A slightly more accurate summary of Tom Christiansen's excellent answer there wo...

lloeki · on July 8, 2011

That said, his HTML chunker is, dare I say, gorgeous.

If that is an example of what should not be done, I wish there was more of them like that around.

Besides, lexing HTML in 234 lines grand total, most of them being whitespace, (169 SLOCs according to sloccount) is impressive. Writing even a basic non regex-based parser is bound to take quite some space.

To me the real conclusion is not: "don't try to parse random HTML using regexes" but "don't try to write your own wide-purpose HTML parser".

Or, as Tom put it in his SO answer:

> The correct and honest answer is that they shouldn’t attempt [trying to parse arbitrary HTML] because it is too much of a bother to figure out from scratch

jerf · on July 8, 2011

"Besides, lexing HTML in 234 lines grand total, most of them being whitespace, (169 SLOCs according to sloccount) is impressive."

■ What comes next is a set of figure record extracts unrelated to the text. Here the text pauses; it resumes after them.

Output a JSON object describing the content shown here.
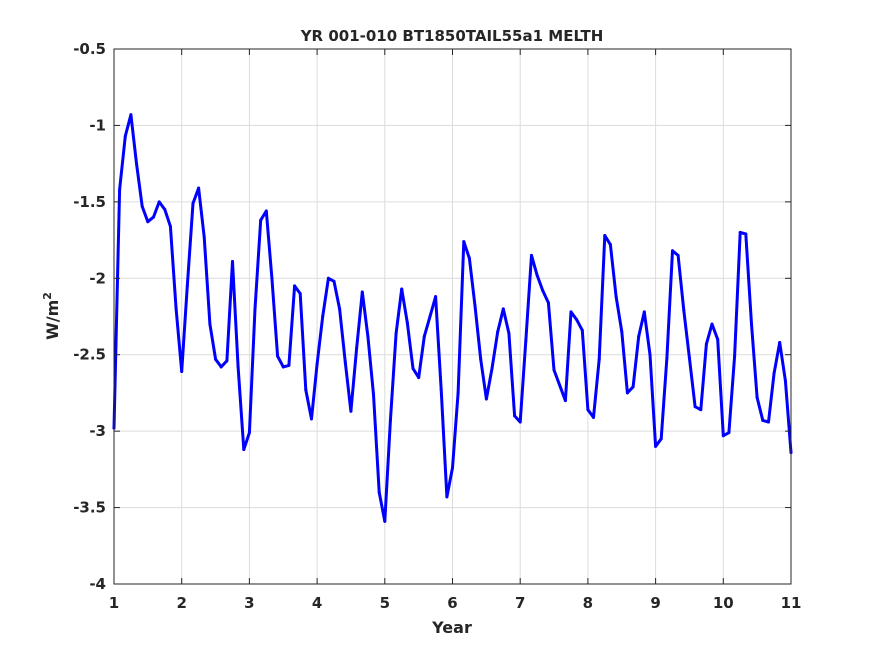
{
  "chart_data": {
    "type": "line",
    "title": "YR 001-010 BT1850TAIL55a1 MELTH",
    "xlabel": "Year",
    "ylabel": "W/m",
    "ylabel_superscript": "2",
    "xlim": [
      1,
      11
    ],
    "ylim": [
      -4,
      -0.5
    ],
    "xticks": [
      "1",
      "2",
      "3",
      "4",
      "5",
      "6",
      "7",
      "8",
      "9",
      "10",
      "11"
    ],
    "yticks": [
      "-4",
      "-3.5",
      "-3",
      "-2.5",
      "-2",
      "-1.5",
      "-1",
      "-0.5"
    ],
    "grid": true,
    "line_color": "#0000ff",
    "series": [
      {
        "x": [
          1.0,
          1.083,
          1.167,
          1.25,
          1.333,
          1.417,
          1.5,
          1.583,
          1.667,
          1.75,
          1.833,
          1.917,
          2.0,
          2.083,
          2.167,
          2.25,
          2.333,
          2.417,
          2.5,
          2.583,
          2.667,
          2.75,
          2.833,
          2.917,
          3.0,
          3.083,
          3.167,
          3.25,
          3.333,
          3.417,
          3.5,
          3.583,
          3.667,
          3.75,
          3.833,
          3.917,
          4.0,
          4.083,
          4.167,
          4.25,
          4.333,
          4.417,
          4.5,
          4.583,
          4.667,
          4.75,
          4.833,
          4.917,
          5.0,
          5.083,
          5.167,
          5.25,
          5.333,
          5.417,
          5.5,
          5.583,
          5.667,
          5.75,
          5.833,
          5.917,
          6.0,
          6.083,
          6.167,
          6.25,
          6.333,
          6.417,
          6.5,
          6.583,
          6.667,
          6.75,
          6.833,
          6.917,
          7.0,
          7.083,
          7.167,
          7.25,
          7.333,
          7.417,
          7.5,
          7.583,
          7.667,
          7.75,
          7.833,
          7.917,
          8.0,
          8.083,
          8.167,
          8.25,
          8.333,
          8.417,
          8.5,
          8.583,
          8.667,
          8.75,
          8.833,
          8.917,
          9.0,
          9.083,
          9.167,
          9.25,
          9.333,
          9.417,
          9.5,
          9.583,
          9.667,
          9.75,
          9.833,
          9.917,
          10.0,
          10.083,
          10.167,
          10.25,
          10.333,
          10.417,
          10.5,
          10.583,
          10.667,
          10.75,
          10.833,
          10.917,
          11.0
        ],
        "y": [
          -2.98,
          -1.42,
          -1.07,
          -0.93,
          -1.25,
          -1.53,
          -1.63,
          -1.6,
          -1.5,
          -1.55,
          -1.66,
          -2.2,
          -2.61,
          -2.05,
          -1.51,
          -1.41,
          -1.73,
          -2.3,
          -2.53,
          -2.58,
          -2.54,
          -1.89,
          -2.58,
          -3.12,
          -3.01,
          -2.2,
          -1.62,
          -1.56,
          -2.0,
          -2.51,
          -2.58,
          -2.57,
          -2.05,
          -2.1,
          -2.73,
          -2.92,
          -2.56,
          -2.25,
          -2.0,
          -2.02,
          -2.2,
          -2.55,
          -2.87,
          -2.46,
          -2.09,
          -2.38,
          -2.76,
          -3.4,
          -3.59,
          -2.93,
          -2.36,
          -2.07,
          -2.29,
          -2.59,
          -2.65,
          -2.38,
          -2.25,
          -2.12,
          -2.73,
          -3.43,
          -3.24,
          -2.75,
          -1.76,
          -1.87,
          -2.18,
          -2.53,
          -2.79,
          -2.59,
          -2.35,
          -2.2,
          -2.36,
          -2.9,
          -2.94,
          -2.41,
          -1.85,
          -1.98,
          -2.08,
          -2.16,
          -2.6,
          -2.7,
          -2.8,
          -2.22,
          -2.27,
          -2.34,
          -2.86,
          -2.91,
          -2.53,
          -1.72,
          -1.78,
          -2.12,
          -2.35,
          -2.75,
          -2.71,
          -2.38,
          -2.22,
          -2.5,
          -3.1,
          -3.05,
          -2.52,
          -1.82,
          -1.85,
          -2.21,
          -2.52,
          -2.84,
          -2.86,
          -2.43,
          -2.3,
          -2.4,
          -3.03,
          -3.01,
          -2.51,
          -1.7,
          -1.71,
          -2.3,
          -2.78,
          -2.93,
          -2.94,
          -2.62,
          -2.42,
          -2.67,
          -3.14
        ]
      }
    ]
  }
}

I mean no disrespect at all to tchrist, but it isn't impressive at all; not because tchrist is wrong, but because lexing isn't hard. If you understand the problem, you can almost literally read the lexer right off the standard; indeed, that's part of the purpose of the standard. Look at it (taking HTML4 here as it's easier to see): http://www.w3.org/TR/html401/types.html#h-6.2 You can literally read off the lexer expression for ID and NAME right from 'must begin with a letter ([A-Za-z]) and may be followed by any number of letters, digits ([0-9]), hyphens ("-"), underscores ("_"), colons (":"), and periods (".").'

Generally, if you're having a hard time putting a lexer together for some language you're creating (bearing in mind this includes the broader definition of "language" beyond just "programming language", which includes things like JSON or text formats you may create ad hoc), that's a sign that you've got an overcomplicated language on your hand. (Hi, C++! I see you over there!)